Ogni consiglio comunale si è rivelato un laboratorio politico, oggi ancora più complesso rispetto al passato, con sfide nuove come la sostenibilità ambientale, la sicurezza e la digitalizzazione dei servizi. In questi anni, il lavoro sul territorio e la costruzione di una rete solida hanno permesso di superare i confini locali, guadagnando visibilità anche a livello regionale e nazionale. Il rapporto diretto con gli elettori ha alimentato la voglia di continuare a fare politica senza fermarsi.
Rafforzare la propria posizione all’interno della Lega sul territorio è servito a preparare il terreno per ruoli più ampi, a livello regionale e nazionale. Passare da consigliere comunale a incarichi più importanti ha voluto dire allargare lo sguardo, affrontare temi più complessi e confrontarsi con realtà diverse dalla propria città. In questo periodo la Lega ha ampliato la sua presenza in tutta Italia, conquistando nuovi elettori e rivedendo le sue strategie.
A livello regionale, la gestione di questioni come infrastrutture, economia e servizi ha trasformato il politico in un interlocutore affidabile, sia per i cittadini sia per i colleghi di partito. Collaborazioni e proposte legislative hanno contribuito a definire un’identità chiara, in un partito che nel tempo è diventato protagonista nel panorama politico nazionale.
Il rafforzamento del profilo ha aperto la strada alla candidatura per i livelli nazionali ed europei. Qui l’esperienza accumulata ha fatto la differenza, mostrando una volontà concreta di partecipare ai processi decisionali più importanti, rappresentando un elettorato in continua evoluzione.
L’elezione al Parlamento europeo ha segnato un passaggio fondamentale. Arrivare all’Europarlamento è il riconoscimento di un percorso che parte dal basso, senza mai perdere il contatto con la realtà quotidiana dei cittadini. Il ruolo di europarlamentare è più pesante, perché non si rappresenta solo un partito, ma l’intero Paese. Qui il confronto tra nazioni e la preparazione di leggi europee diventano all’ordine del giorno, con la necessità di bilanciare gli interessi nazionali e comunitari.
L’esperienza maturata negli enti locali e regionali è stata fondamentale per affrontare le sfide che il Parlamento europeo pone. L’attività legislativa, il lavoro nelle commissioni e le iniziative su temi cruciali come economia, ambiente e diritti sono al centro dell’impegno quotidiano. Il confronto con colleghi di diversi paesi arricchisce e aiuta a crescere, sia sul piano personale che politico.

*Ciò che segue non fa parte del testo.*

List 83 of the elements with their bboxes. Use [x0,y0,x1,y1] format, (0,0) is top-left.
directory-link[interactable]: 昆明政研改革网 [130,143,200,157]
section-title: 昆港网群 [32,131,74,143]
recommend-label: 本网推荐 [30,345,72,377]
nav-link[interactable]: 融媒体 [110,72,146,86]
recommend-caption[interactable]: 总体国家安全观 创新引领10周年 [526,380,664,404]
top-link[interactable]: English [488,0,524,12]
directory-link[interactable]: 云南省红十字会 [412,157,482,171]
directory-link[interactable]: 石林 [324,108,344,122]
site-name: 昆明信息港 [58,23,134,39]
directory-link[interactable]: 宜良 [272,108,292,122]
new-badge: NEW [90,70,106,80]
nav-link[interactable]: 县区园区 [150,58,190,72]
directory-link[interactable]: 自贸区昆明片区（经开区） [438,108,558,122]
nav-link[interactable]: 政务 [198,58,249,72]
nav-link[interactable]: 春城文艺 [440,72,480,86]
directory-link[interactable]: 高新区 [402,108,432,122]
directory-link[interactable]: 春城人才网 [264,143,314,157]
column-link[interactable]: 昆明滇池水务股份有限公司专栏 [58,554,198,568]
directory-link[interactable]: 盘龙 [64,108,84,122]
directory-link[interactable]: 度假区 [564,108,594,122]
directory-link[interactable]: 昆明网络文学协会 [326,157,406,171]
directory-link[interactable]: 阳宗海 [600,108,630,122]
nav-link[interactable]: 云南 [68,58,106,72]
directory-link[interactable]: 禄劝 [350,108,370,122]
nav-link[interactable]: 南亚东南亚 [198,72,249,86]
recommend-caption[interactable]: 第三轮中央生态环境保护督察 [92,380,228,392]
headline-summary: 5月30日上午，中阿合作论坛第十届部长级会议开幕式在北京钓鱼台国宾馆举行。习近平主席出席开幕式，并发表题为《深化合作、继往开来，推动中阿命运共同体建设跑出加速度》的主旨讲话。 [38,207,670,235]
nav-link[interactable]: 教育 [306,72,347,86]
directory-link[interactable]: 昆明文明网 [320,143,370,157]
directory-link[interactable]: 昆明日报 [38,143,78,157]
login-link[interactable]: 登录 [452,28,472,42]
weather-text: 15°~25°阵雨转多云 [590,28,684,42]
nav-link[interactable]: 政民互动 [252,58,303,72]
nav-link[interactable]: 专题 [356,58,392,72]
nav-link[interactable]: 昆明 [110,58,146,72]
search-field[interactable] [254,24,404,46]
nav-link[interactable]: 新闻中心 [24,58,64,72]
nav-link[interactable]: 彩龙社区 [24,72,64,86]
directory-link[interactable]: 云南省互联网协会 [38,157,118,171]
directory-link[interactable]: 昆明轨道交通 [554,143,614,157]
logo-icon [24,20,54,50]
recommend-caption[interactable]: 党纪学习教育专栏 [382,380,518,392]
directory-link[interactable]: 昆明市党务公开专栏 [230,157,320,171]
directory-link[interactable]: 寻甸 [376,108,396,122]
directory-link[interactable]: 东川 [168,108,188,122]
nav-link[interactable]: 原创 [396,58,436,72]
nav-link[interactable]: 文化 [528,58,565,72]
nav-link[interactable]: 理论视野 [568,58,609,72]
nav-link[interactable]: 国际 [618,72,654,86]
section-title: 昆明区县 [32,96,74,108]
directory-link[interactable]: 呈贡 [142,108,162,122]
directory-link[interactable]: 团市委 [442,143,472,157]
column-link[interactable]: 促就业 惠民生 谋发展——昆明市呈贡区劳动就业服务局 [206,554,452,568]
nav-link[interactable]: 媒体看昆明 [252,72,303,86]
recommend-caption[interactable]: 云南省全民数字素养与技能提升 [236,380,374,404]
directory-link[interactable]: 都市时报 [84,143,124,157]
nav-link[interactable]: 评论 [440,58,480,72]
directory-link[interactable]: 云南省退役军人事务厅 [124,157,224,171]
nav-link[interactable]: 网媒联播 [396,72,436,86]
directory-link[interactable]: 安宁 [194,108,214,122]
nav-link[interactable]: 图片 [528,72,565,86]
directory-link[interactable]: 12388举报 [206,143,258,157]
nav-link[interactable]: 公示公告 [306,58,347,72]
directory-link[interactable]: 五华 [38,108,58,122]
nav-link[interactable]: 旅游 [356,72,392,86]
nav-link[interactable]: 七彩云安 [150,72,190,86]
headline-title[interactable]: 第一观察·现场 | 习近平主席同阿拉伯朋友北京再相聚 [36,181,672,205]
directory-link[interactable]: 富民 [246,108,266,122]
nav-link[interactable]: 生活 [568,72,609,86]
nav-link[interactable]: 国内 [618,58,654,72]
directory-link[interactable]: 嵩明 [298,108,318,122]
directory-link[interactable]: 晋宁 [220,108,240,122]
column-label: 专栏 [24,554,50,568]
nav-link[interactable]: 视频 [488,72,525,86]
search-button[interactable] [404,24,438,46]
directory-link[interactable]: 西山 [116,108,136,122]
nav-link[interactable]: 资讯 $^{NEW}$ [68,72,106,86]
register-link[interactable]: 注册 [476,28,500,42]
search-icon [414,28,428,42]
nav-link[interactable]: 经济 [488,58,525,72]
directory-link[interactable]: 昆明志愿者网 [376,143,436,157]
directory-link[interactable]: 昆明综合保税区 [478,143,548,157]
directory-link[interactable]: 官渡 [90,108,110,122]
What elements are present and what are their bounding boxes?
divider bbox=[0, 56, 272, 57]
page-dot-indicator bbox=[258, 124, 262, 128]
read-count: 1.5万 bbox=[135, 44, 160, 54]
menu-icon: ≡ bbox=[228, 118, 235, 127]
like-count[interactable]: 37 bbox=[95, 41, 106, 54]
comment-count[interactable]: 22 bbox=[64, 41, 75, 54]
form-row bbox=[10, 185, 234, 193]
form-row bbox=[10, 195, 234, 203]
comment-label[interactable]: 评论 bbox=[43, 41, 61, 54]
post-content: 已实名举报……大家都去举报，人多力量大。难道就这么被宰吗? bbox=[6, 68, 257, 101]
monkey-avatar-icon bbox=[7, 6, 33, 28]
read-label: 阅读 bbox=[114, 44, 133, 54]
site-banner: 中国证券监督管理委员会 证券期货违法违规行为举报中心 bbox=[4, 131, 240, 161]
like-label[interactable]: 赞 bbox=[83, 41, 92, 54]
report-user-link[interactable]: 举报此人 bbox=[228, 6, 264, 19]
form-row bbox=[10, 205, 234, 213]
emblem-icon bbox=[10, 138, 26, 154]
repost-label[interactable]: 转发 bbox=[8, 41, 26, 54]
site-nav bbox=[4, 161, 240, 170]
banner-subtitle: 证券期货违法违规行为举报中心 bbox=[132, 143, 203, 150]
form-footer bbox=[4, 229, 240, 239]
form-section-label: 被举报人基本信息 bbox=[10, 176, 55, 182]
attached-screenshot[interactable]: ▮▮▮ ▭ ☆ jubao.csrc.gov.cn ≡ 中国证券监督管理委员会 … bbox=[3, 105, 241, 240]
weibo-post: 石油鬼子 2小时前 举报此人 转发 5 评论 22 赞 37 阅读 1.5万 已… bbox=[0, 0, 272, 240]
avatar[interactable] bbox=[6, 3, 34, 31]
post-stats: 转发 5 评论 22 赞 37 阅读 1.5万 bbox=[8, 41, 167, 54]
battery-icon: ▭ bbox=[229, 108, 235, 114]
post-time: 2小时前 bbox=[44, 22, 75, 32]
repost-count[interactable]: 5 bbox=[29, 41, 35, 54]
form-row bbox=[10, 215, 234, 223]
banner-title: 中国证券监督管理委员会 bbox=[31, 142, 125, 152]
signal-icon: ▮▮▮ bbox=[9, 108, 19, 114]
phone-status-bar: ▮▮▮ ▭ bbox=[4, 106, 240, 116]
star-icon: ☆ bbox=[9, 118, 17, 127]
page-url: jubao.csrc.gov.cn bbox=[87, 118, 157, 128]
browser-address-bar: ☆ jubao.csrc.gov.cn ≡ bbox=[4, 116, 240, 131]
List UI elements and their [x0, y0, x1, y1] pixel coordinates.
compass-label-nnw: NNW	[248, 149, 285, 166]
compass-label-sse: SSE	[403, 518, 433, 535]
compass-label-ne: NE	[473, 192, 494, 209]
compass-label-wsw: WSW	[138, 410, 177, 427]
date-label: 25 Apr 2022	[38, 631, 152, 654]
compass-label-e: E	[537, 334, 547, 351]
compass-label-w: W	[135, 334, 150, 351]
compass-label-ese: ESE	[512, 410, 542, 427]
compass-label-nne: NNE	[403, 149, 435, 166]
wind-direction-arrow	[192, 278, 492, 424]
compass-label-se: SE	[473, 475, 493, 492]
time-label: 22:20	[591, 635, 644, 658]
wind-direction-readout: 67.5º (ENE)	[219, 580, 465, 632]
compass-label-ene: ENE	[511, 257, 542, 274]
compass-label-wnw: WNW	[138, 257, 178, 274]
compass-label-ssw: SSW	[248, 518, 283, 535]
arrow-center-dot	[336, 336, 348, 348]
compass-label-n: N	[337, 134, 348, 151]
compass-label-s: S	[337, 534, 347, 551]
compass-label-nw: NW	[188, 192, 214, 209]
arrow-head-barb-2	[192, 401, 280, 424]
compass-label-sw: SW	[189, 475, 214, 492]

Essere in Europa dimostra come una carriera iniziata nelle amministrazioni locali possa arrivare a incarichi di grande peso internazionale, confermando quanto sia importante il legame tra i vari livelli istituzionali e quanto l’Europa giochi ormai un ruolo decisivo nella politica italiana. Questo traguardo non è solo un riconoscimento personale, ma il frutto di anni di lavoro costante e coerente.